I wanted to see what a minimum set up would be for running a DC brushed motor using a software PWM signal from a parallel port pin and LinuxCNC.
The schematic of one configuration is to the right. The gEDA file for the schematic is here: pwm_fet-2c.sch (you may need to right click and use "Save Link As...")
The opto-isolator is used to translate the parallel port signal at 5 Volts to 15 Volts to drive the FET gate. The FET is specified as a logic level FET, but I found that the FET tended to run cooler with a higher gate voltage. The input should also have a standard diode added in series with the LED, LED1, and opto-isolator, U1. A standard diode has a much higher reverse voltage tolerance and protects the LED and opto-isolator in case the input sees a reverse voltage. The input resistor, R1, should be sized for something around 10mA across the three diodes, so V = I R, or V / I = R = (5 - .6 - .6 - .6) / .01 = 320 Ohms. R2 is a current limiter to protect the opto-isolator transistor (sized for 30mA, but may be conservative) while it charges the FET gate. R3 sinks the charge away from the gate when the opto-isolator turns off. You can see from the oscilloscope trace that R3 is pretty slow, but making R3 smaller will also reduce the gate voltage (due to the voltage divider configuration). D1 is a freewheel diode and is required in order to keep the voltage on the FET drain from getting to high when the FET turns off and the motor turns into a generator. I blew out the first FET because I thought I could get away with not having this diode. The diode should be a high speed or Schottky type which runs cooler. R4 is optional, but I used it with the oscilloscope to see what was going on with the current during FET switching and under different motor loads.

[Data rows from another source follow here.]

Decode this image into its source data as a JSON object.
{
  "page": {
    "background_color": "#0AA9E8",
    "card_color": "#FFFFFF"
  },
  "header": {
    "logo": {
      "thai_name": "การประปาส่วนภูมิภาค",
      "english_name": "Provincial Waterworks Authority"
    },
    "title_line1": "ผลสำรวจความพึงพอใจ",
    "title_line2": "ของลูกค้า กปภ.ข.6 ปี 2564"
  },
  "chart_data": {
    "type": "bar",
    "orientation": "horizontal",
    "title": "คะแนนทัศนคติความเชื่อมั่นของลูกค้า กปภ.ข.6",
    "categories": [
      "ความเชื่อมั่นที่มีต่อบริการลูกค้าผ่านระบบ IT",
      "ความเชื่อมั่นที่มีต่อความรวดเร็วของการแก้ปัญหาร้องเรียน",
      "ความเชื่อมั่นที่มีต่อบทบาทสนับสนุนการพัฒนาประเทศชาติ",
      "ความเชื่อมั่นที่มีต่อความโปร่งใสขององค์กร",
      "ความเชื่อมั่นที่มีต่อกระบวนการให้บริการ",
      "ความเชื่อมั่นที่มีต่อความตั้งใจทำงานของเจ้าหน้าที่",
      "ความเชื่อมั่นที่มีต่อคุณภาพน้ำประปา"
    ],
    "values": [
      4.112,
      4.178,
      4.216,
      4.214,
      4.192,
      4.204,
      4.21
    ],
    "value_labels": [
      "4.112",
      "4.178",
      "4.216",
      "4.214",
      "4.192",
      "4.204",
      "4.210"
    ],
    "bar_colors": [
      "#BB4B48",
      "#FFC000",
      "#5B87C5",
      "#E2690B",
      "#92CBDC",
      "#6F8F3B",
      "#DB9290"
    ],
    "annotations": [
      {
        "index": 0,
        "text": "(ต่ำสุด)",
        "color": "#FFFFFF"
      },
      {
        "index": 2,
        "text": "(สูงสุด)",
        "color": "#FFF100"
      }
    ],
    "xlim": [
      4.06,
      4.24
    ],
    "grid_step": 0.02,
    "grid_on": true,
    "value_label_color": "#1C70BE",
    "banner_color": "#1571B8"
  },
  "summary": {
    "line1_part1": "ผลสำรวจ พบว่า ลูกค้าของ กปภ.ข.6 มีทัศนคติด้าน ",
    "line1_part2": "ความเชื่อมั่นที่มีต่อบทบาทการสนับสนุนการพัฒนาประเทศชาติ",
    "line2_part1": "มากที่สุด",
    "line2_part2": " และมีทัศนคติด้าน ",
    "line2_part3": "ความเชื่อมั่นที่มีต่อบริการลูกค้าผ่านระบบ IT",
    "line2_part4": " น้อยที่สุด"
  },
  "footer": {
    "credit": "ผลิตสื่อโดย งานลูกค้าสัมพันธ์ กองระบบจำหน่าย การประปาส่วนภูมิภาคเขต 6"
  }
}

The upper scope trace shows the current sense voltage. The voltage is zero while the FET is off and the free wheel diode is allowing the motor to coast. The ramp is the voltage due to the current going through the FET and allows the motor supply to drive the motor. When I put a load on the motor this ramp moves up according to V = I R or V / R = I = Vscope / .1 Ohm. I have an Ammeter on my motor supply, and had it up to 5 Amps, but this is average current, so the peak amperage would be much higher and depend on the PWM duty to some extent.
The lower trace is the gate voltage. This is at a PWM duty setting of 20%. You can see the trailing edge curves a bit. The FET heats up during the time between being on and off, so the sooner we can get the gate down to zero the better. Actually, now I seem to recall that the opto-isolator input has the same off curve, so it's the parallel port pin that is probably a bit slow. Anyway, we have a way to fix it.
Copy the .hal and .ui files to a directory, open a terminal and cd to the directory, invoke with "halrun -f pwmfet.hal"
pwmfet.hal (you may need to right click and use "Save Link As...")
# halrun -f pwmfet.hal
#loadrt threads name1=fast period1=50000 fp1=0 name2=slow period2=1000000
loadrt threads name1=fast period1=10000 fp1=0 name2=slow period2=1000000
loadrt hal_parport cfg="0x0378 out"
#loadrt hal_parport cfg="0xDCF8 out"
loadusr -Wn pwmfet gladevcp -c pwmfet pwmfet.ui
loadrt pwmgen output_type=0
loadrt conv_float_s32 count=1
addf parport.0.read fast
addf pwmgen.make-pulses fast
addf parport.0.write fast
addf pwmgen.update slow
addf conv-float-s32.0 slow
setp pwmgen.0.max-dc 1.0
setp pwmgen.0.min-dc 0.0
setp pwmgen.0.scale 100
setp pwmgen.0.offset 0.0
setp pwmgen.0.dither-pwm 0
net pwmen pwmfet.hal_togglebutton1 pwmgen.0.enable pwmfet.hal_led1
net pwmval1a pwmfet.hal_hscale1 pwmgen.0.value
net pwmout pwmgen.0.pwm parport.0.pin-02-out
net pwmfreq1 pwmgen.0.pwm-freq conv-float-s32.0.in
net pwmfreq2 conv-float-s32.0.out pwmfet.hal_label1
sets pwmfreq1 4000
setp pwmfet.hal_table1 1
setp pwmfet.hal_table2 1
start
waitusr pwmfet
stop
unload all